Et ici la pétition maladroite en question…
encore la preuve, Dominique, de combien il est nécessaire que vous, que nous jalousons tant à cause de votre danse via l’instrument, la magie extrême dont nous autres plumitifs sommes dépourvus, veniez parler avec vos mots, votre exigence, votre savoir – ce que tu dis là, je n’aurais pas su le dire de cette façon, l’ai dit autrement bien sûr en “contiguïté de pratique” (!) mais absolument besoin de ce partage via (aussi) les mots
Cette pétition de compositeurs et acteurs de musique que l’on dirait de loin (pas en l’entendant, juste en lisant cette pétition sans son) divisible et divisante est affligeante et malheureusement parfaitement significative d’une l’époque où la dénonciation, les catégories, les privilèges, les “milieux” autosatisfaits en péril reprennent du poil de la pauvre bête ; comme de pauvres chéris privés de lien populaire ne voulant pas perdre celui du Prince.
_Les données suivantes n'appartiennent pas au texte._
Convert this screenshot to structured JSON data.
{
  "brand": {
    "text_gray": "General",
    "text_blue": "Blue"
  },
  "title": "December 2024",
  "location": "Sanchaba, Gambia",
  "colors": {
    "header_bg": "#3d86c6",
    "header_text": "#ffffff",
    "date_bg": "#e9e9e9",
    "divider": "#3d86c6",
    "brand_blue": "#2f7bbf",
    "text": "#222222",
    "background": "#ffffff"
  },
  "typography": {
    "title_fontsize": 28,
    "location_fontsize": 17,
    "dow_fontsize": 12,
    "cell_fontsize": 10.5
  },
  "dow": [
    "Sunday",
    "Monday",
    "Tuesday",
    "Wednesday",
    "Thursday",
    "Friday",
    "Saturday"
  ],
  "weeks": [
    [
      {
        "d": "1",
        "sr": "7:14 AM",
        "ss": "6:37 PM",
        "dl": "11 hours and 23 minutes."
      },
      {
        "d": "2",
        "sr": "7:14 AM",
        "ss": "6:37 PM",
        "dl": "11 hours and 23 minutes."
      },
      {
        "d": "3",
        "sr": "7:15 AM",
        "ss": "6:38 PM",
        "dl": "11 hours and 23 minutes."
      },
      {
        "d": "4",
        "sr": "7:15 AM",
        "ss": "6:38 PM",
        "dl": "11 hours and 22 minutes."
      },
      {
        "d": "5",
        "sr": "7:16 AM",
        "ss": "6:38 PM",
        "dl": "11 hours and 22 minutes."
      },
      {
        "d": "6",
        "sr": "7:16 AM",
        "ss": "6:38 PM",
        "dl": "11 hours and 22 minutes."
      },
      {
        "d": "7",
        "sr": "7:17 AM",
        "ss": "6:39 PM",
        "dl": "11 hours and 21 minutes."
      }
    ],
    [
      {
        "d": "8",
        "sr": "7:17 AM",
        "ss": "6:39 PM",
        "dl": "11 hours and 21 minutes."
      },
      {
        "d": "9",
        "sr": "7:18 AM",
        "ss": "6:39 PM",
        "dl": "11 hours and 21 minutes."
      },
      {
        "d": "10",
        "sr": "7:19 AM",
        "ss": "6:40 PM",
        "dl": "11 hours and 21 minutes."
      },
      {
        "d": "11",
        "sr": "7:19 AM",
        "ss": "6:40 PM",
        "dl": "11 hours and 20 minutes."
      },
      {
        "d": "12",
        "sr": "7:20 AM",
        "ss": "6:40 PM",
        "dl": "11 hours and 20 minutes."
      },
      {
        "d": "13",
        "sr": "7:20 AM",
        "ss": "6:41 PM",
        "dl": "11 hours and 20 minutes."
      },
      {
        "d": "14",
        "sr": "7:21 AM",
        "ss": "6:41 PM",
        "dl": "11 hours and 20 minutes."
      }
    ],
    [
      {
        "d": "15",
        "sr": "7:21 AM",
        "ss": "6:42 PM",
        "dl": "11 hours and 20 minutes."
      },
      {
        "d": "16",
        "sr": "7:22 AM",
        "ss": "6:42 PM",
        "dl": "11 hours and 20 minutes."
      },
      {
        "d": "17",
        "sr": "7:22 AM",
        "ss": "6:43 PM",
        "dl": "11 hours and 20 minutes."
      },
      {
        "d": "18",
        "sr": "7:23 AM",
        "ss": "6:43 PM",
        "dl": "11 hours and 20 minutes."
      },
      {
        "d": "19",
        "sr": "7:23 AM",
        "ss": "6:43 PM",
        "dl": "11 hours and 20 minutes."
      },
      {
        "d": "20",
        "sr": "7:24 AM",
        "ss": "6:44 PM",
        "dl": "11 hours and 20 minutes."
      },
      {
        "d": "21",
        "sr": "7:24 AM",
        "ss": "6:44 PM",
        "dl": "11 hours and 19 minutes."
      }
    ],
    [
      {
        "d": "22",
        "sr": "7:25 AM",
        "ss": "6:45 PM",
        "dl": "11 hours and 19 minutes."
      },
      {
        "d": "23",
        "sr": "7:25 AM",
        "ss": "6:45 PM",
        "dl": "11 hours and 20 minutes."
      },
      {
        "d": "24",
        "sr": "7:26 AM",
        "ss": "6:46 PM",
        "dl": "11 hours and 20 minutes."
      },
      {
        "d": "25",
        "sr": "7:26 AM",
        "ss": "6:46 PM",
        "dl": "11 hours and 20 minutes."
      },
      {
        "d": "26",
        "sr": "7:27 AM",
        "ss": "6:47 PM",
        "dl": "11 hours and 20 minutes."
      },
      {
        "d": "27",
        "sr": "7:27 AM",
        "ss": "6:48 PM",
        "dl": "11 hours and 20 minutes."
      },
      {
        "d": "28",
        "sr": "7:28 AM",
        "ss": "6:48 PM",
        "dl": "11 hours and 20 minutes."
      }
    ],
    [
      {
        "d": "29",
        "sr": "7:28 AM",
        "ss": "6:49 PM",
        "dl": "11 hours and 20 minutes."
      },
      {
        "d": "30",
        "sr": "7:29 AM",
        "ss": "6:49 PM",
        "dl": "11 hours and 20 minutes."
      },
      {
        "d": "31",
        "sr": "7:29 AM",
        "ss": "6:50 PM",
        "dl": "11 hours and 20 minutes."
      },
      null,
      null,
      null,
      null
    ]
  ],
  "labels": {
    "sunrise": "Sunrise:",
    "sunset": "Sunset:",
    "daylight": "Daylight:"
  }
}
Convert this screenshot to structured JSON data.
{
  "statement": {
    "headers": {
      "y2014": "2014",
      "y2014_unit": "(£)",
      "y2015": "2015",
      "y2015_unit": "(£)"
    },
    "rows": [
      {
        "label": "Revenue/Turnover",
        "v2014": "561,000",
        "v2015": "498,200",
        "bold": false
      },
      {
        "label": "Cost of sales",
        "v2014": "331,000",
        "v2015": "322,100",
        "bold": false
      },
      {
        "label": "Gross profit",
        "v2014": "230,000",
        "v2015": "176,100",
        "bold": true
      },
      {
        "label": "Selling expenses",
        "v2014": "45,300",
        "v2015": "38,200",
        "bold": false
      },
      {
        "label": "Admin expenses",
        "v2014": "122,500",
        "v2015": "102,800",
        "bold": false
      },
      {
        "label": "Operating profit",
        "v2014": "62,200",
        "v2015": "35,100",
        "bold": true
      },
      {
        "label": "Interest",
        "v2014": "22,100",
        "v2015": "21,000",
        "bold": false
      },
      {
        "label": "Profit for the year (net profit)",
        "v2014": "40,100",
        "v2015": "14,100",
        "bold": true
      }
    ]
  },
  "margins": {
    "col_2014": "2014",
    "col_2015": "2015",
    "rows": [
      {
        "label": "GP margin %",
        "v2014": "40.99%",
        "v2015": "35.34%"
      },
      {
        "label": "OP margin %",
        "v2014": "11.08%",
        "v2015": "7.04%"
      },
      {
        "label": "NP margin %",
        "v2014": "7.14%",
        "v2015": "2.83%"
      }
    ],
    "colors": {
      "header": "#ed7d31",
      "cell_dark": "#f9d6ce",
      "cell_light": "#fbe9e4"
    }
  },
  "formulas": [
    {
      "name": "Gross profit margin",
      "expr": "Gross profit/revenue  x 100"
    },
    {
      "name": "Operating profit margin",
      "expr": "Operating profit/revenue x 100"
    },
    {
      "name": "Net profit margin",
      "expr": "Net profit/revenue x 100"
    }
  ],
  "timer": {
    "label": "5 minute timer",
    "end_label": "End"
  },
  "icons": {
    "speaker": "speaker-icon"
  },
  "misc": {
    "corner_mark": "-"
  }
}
Un Prince qui a lui même inventé cette dénomination stupide de “musiques actuelles” (comme si on n’en avait pas déjà assez – “assez”) pour montrer qu’il s’intéressait au petit peuple ou plutôt à ses élus. Cette pétition ne saurait tomber plus mal en ces temps de confusion et d’extrême fragilité. Elle ne saurait pas même raviver, en musique, une lutte de classes salutaire, seulement un sentiment amer et étriqué d’inconscients en train de saborder ce qui reste de lien, comme si la musique ne pouvait plus rien, comme si ils n’avaient plus confiance en elle.